The Secret Service Lapses Begin to Stack Up
As it turns out, the Secret Service's string of lapses may have started several days before Omar Gonzalez ever jumped the White House fence. On Sept. 16, the Secret Service allowed an armed man with three prior assault and battery convictions to come within close proximity to the president during a trip to Atlanta.
Previously undisclosed, this latest incident was reported by The Washington Post on the same day that Secret Service Director Julia Pierson received a tongue lashing from members of the House Oversight and Government Reform Committee prompted by the White House breach earlier this month.
The president and his Secret Service detail were in an elevator when a CDC security officer stared taking pictures of Obama with his phone. The president's security detail then detained the officer, who was armed, and asked for his gun.
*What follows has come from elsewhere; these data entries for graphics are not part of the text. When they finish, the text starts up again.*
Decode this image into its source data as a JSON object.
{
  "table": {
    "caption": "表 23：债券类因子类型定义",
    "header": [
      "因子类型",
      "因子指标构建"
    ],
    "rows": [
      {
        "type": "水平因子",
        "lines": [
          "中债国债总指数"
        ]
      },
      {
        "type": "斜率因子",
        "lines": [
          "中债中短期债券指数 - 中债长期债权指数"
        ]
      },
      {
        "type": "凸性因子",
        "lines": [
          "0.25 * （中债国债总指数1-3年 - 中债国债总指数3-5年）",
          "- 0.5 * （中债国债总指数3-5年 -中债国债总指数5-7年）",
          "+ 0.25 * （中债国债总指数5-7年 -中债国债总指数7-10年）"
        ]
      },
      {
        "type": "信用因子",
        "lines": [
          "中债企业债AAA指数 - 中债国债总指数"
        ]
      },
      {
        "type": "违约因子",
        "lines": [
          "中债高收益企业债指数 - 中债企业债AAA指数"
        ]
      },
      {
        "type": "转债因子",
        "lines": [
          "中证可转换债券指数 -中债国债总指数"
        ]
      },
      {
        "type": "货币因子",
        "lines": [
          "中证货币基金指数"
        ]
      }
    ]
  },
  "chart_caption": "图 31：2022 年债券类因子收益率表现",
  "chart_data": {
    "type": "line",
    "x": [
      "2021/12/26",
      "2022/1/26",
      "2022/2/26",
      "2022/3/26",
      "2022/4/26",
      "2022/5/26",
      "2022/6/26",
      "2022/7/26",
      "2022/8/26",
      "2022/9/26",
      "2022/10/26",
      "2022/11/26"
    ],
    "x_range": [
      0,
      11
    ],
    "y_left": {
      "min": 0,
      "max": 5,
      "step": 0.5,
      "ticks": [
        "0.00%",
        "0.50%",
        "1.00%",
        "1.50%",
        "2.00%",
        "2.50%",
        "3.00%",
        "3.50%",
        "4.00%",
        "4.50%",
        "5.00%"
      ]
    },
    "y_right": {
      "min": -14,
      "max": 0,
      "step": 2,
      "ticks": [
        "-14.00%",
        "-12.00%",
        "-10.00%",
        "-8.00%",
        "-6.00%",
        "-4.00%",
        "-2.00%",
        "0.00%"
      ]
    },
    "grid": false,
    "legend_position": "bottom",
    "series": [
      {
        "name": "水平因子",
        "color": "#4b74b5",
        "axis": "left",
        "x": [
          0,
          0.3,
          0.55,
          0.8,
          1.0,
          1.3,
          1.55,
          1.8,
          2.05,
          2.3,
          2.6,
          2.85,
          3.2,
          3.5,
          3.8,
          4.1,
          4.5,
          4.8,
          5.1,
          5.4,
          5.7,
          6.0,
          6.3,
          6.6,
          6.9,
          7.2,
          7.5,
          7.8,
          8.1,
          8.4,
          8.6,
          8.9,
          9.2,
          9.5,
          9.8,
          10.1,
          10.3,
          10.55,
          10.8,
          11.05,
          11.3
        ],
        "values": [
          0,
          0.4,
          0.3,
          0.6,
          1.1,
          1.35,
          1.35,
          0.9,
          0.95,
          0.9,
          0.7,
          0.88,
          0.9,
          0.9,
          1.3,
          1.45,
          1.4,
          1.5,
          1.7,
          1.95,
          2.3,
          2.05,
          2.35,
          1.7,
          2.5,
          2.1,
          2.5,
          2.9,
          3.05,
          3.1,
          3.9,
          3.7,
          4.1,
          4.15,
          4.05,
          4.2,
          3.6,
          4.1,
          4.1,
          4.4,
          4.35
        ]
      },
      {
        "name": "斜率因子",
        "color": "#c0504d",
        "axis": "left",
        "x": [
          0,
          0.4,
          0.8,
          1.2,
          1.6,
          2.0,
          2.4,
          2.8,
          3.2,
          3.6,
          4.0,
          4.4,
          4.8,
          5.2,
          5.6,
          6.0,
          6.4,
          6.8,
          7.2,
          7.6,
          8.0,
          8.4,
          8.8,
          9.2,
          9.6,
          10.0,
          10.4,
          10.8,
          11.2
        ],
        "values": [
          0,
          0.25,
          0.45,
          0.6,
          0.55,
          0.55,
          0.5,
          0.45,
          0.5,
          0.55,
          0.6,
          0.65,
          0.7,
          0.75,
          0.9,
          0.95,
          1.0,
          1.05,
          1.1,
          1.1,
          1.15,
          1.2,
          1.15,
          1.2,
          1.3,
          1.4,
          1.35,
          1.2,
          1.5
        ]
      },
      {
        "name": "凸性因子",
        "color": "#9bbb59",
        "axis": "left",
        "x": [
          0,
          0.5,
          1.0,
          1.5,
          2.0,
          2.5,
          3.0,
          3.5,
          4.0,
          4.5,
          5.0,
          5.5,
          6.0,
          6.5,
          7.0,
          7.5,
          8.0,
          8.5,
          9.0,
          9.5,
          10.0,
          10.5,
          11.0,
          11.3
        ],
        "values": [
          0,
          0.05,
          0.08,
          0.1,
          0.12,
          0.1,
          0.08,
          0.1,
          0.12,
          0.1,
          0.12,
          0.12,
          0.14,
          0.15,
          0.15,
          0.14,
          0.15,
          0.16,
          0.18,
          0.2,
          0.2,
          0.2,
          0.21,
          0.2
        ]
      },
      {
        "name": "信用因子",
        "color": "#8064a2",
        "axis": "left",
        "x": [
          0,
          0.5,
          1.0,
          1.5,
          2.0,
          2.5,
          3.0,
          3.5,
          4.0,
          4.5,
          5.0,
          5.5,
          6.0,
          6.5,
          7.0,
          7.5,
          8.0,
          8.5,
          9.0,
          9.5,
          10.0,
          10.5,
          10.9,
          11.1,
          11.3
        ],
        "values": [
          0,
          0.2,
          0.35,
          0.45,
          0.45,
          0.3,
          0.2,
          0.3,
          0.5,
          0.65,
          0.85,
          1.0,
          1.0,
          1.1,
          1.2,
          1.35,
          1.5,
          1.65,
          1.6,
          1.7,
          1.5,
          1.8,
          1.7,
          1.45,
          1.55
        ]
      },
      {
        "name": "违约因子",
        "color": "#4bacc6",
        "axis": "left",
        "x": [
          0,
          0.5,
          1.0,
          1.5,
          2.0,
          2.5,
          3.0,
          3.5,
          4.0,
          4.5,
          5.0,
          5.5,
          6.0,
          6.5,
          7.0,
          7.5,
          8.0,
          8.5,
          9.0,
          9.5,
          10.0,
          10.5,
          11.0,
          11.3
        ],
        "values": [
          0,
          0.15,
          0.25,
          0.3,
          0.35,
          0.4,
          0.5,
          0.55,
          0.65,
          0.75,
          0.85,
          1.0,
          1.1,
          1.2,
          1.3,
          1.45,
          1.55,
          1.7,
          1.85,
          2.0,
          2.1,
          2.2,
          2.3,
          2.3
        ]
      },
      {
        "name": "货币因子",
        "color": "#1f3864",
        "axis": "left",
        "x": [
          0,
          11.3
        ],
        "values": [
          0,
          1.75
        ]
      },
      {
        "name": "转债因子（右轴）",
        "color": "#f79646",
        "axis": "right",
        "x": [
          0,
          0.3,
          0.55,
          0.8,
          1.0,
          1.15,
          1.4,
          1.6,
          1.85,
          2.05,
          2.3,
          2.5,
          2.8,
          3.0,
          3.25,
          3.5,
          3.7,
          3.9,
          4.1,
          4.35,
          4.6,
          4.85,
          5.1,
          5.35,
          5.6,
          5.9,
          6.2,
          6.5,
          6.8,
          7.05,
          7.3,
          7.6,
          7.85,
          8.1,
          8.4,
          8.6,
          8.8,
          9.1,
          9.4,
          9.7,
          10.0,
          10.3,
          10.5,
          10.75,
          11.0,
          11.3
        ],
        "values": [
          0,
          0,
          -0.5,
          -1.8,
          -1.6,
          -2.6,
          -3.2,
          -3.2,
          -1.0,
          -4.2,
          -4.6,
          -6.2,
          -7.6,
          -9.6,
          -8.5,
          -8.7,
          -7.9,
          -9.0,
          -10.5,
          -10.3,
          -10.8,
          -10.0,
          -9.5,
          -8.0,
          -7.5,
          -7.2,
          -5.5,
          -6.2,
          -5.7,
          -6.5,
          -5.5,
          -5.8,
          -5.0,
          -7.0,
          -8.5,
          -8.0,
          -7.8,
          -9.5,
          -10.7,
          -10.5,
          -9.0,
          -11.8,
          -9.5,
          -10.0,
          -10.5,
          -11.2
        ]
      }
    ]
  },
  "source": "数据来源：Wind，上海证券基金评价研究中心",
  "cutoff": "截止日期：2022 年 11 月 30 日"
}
“You have a convicted felon within arm’s reach of the president and they never did a background check,” Rep. Jason Chaffetz told the Post. “His life was in danger. This country would be a different world today if he had pulled out his gun.”
The officer was not granted special clearance to have a gun while in the presence of the president, the Examiner reported, constituting another major security lapse for the Secret Service.
"It is another jaw-dropping moment for the Secret Service," Virginia Rep. Gerry Connolly told Bloomberg Politics. "This is an agency that has to adopt as a standard a 100 percent success rate in protecting the president and his family and they are very far from that standard."
Testifying on Capitol Hill Tuesday, Pierson testified that she briefs the president "100% of the time" when his personal security has been compromised. Pierson also said that such a conversation only happened once this year, following Gonzalez's foray into the White House. The disclosure of the Atlanta elevator incident, however, immediately raised questions about Pierson's testimony.
Connolly was non-committal when asked whether Pierson, who was promoted to head the Secret Service in March of 2013, should step down.
"I am withholding judgment on that for now to give her an opportunity to do her review and plan for correction," Connolly said.